$data (v5 proposal) - sgpinkus/json-schema GitHub Wiki

THIS WIKI IS OBSOLETE. PLEASE SEE THE NEW JSON-SCHEMA-ORG/JSON-SCHEMA-SPEC REPOSITORY.


NOTE: This proposal has been migrated to https://github.com/json-schema-org/json-schema-spec/issues/51


Proposed keywords

  • $data

This keyword would be available:

  • inside any schema
  • contained in an object ({"$data": ...}) for the following schema properties:
    • minimum/maximum
    • exclusiveMinimum/exclusiveMaximum
    • minItems/maxItems,
    • enum
    • more...
  • contained in an object ({"$data": ...}) for the following LDO properties:
    • href
    • rel
    • title
    • mediaType
    • more...

Purpose

This keyword would allow schemas to use values from the data, specified using JSON Pointers or Relative JSON Pointers.

This allows more complex behaviour, including interaction between different parts of the data.
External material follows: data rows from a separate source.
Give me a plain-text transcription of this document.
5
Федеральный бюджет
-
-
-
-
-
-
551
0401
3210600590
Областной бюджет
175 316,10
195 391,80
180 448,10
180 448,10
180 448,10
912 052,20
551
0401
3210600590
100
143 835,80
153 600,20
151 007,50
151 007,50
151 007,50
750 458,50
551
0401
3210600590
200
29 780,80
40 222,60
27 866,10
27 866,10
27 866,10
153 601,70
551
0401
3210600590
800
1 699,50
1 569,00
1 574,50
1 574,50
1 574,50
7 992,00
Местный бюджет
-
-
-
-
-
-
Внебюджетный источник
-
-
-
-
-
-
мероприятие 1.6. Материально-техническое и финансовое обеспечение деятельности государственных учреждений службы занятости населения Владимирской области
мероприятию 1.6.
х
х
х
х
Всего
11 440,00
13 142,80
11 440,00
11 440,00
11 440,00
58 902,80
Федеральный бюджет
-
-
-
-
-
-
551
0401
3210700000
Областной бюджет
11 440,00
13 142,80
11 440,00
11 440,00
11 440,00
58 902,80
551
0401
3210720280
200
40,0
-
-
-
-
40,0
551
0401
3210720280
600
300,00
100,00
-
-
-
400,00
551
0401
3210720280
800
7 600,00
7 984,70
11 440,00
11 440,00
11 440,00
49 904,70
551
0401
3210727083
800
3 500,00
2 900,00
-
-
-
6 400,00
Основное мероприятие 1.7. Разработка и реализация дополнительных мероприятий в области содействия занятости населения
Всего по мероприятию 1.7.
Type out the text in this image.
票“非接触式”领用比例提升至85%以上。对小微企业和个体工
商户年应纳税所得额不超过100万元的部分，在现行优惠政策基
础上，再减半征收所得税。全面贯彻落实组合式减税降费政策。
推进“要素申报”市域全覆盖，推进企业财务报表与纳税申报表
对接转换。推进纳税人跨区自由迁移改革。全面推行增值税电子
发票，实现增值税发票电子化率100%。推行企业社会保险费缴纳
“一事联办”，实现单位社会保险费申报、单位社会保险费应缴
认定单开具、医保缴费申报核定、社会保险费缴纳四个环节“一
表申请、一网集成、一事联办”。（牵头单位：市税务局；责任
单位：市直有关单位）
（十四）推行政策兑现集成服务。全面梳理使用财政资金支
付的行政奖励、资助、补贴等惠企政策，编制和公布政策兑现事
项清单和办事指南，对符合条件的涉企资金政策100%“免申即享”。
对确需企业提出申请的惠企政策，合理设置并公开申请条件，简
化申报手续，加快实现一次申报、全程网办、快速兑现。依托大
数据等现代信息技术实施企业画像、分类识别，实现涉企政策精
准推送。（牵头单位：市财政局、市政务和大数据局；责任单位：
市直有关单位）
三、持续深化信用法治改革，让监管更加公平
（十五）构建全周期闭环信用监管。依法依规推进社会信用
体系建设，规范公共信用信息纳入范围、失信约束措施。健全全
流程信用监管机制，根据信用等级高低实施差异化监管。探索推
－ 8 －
When used inside LDOs, this allows extraction of many more link attributes/parameters from the data.

Values

Wherever it is used, the value of $data is a JSON Pointer or Relative JSON Pointer.

Behaviour

If the $data keyword is defined in a schema, then before any further processing of the schema:

  • The value of $data is interpreted as a JSON Pointer or Relative JSON Pointer.
  • JSON pointers are resolved from the root of the document, while Relative JSON pointers are resolved relative to the current instance being validated/processed/etc.
  • The resolved value is taken to be the value of the schema for all further processing.

When used in one of the permitted schema/LDO properties, then before any further processing of the schema/LDO:

  • The value of $data is interpreted as Relative JSON Pointer.
  • JSON pointers are resolved from the root of the document, while Relative JSON pointers are resolved relative to the current instance being validated/processed/etc.
  • The resolved value is substituted as the property value.

Example

{
    "type": "object",
    "properties": {
        "smaller": {"type": "number"},
        "larger": {
            "type": "number",
            "minimum": {"$data": "1/smaller"},
            "exclusiveMinimum": true
        }
    },
    "required": ["larger", "smaller"]
}

In the above example, the "larger" property must be strictly greater than the "smaller" property.

Concerns

Theoretical purity

Currently, validation is "context-free", meaning that one part of the data has minimal effect on the validation of another part. This has an effect on things like referencing sub-schemas. Changing this is a big issue, and should not be done lightly.

Some interplay of different parts of the data can currently be specified using oneOf (and the proposed switch) - but crucially, these constraints are specified in the schema for a common parent node, meaning that sub-schema referencing is still simple.

The use of $data also (in some cases) limits the amount of static analysis that can be done on schemas, because their behaviour becomes much more data-dependent. However, the expressive power it opens up is quite substantial.

Not available for all keywords

It's also tempting to allow its use for all schema keywords - however, not only is that a bad idea for keywords such as properties/id, but it also might present an obstacle to anybody extending the standard.

Not available inside enum values

It should be noted that while {"enum": {"$data":...}} would extract a list of possible values from the data, {"enum": [{"$data":...}]} would not - it would in fact specify that there is only one valid value: {"$data":...}.

Similar concerns would exist with an extra keyword like constant - what if you want the constant value to be a literal {"$data":...}? However, perhaps constant could be given this data-templating ability, and if you want a literal {"$data":...}, then you can still use enum.

Describing using the meta-schema

The existing mechanics of $ref can be nicely described using a rel="full" link relation.

The mechanics of $data, however, would be impossible to even approach in the meta-schema. We could describe the syntax, but nothing more. Is this a problem?